Pope Francis greets Palestinian President Mahmoud Abbas during a private audience in the Apostolic Palace at the Vatican May 16. CNS photo/Stefano Spaziani, pool

What wasn’t heard on Palestine

  • May 21, 2015

It was Palestinian Week in Rome. The Holy See recognized the “State of Palestine.” The Holy Father called Palestinian President Mahmoud Abbas an “angel of peace.” Two Palestinian saints were canonized. Or so it appeared in the world’s press. Not for the first time under Pope Francis, what was reported was not exactly what happened.

Fifteen years ago, the Holy See concluded a “basic agreement” with the Palestine Liberation Organization, as the then-representative of the Palestinian people. After the Oslo Accords of 1993, which the PLO concluded with Israel, the PLO governed the Palestinian Authority in some parts of the West Bank and in Gaza.
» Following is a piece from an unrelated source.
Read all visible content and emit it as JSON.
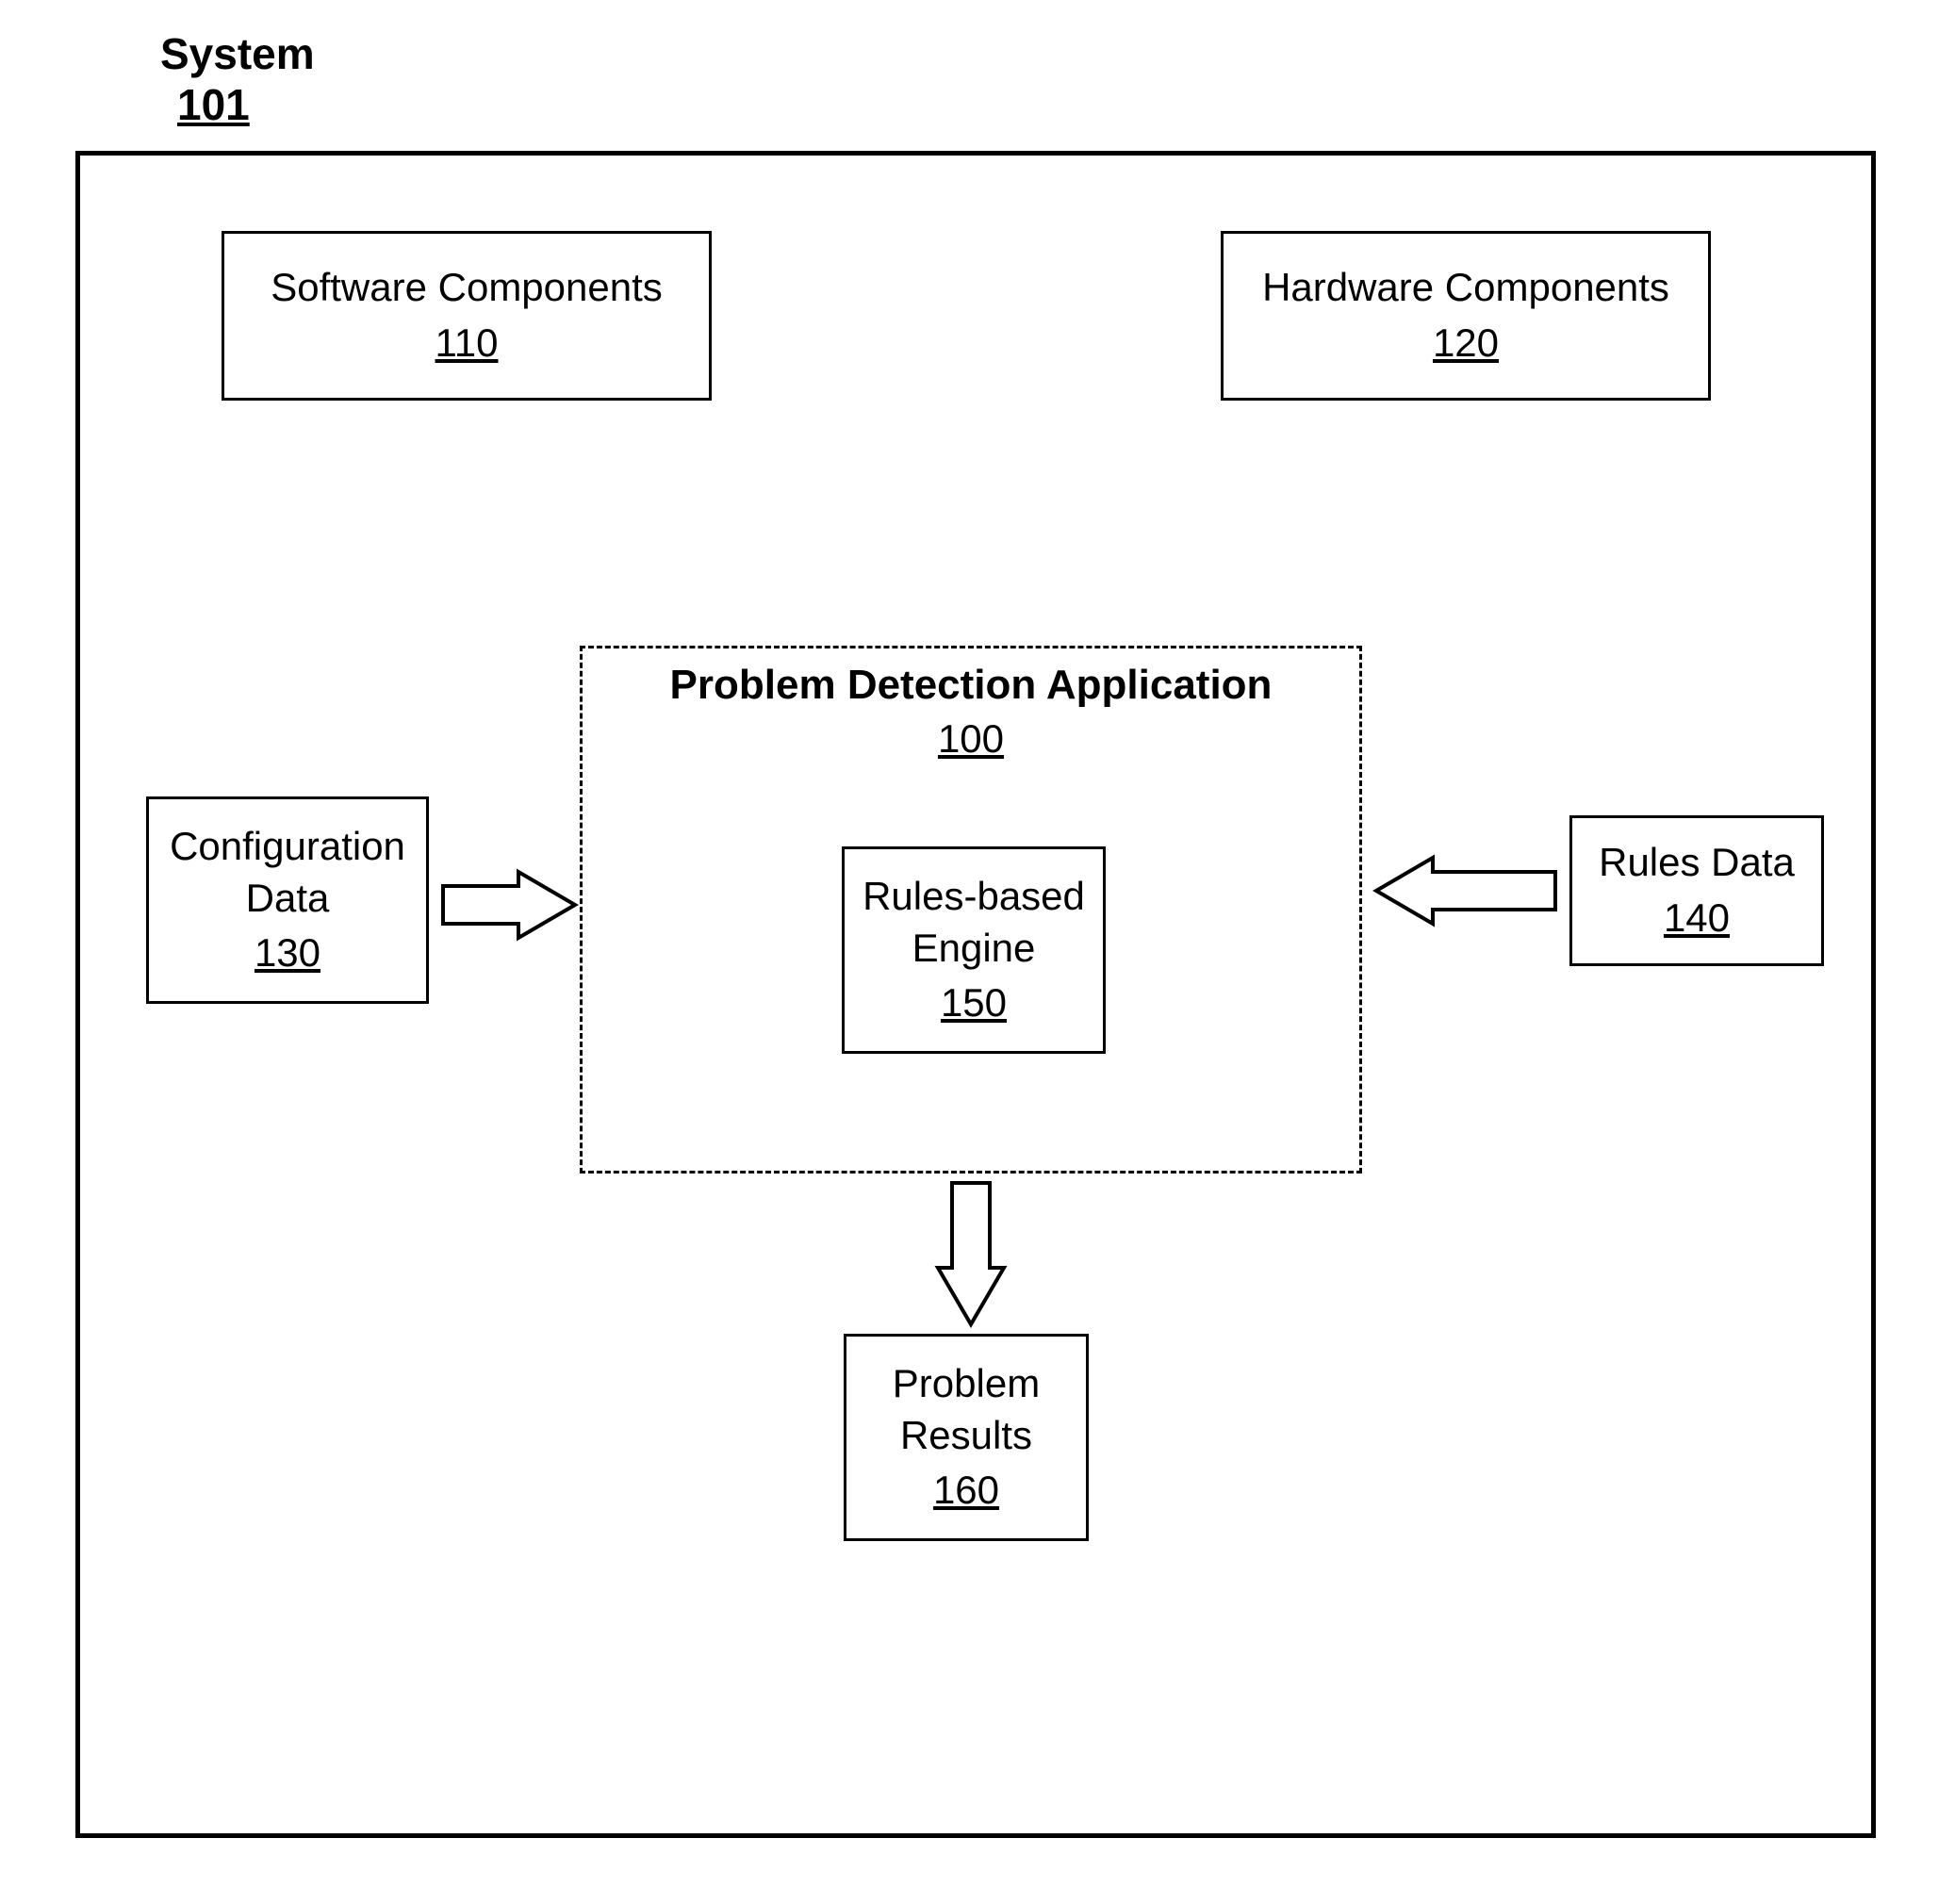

The “basic agreement” of 2000 was a rough equivalent of diplomatic relations between the Holy See and the Palestinian Authority, which was not then a recognized state.

In 1993, when the Holy See established diplomatic relations with the State of Israel, a decision was taken to establish relations by means of a “fundamental agreement” which would then lead to a more detailed “final agreement.” The latter would treat the Church’s legal personality as Israel, and would specify matters of religious freedom, property holdings and taxation. The same process was used for the PLO in 2000 — first the “basic agreement” followed by a more detailed text.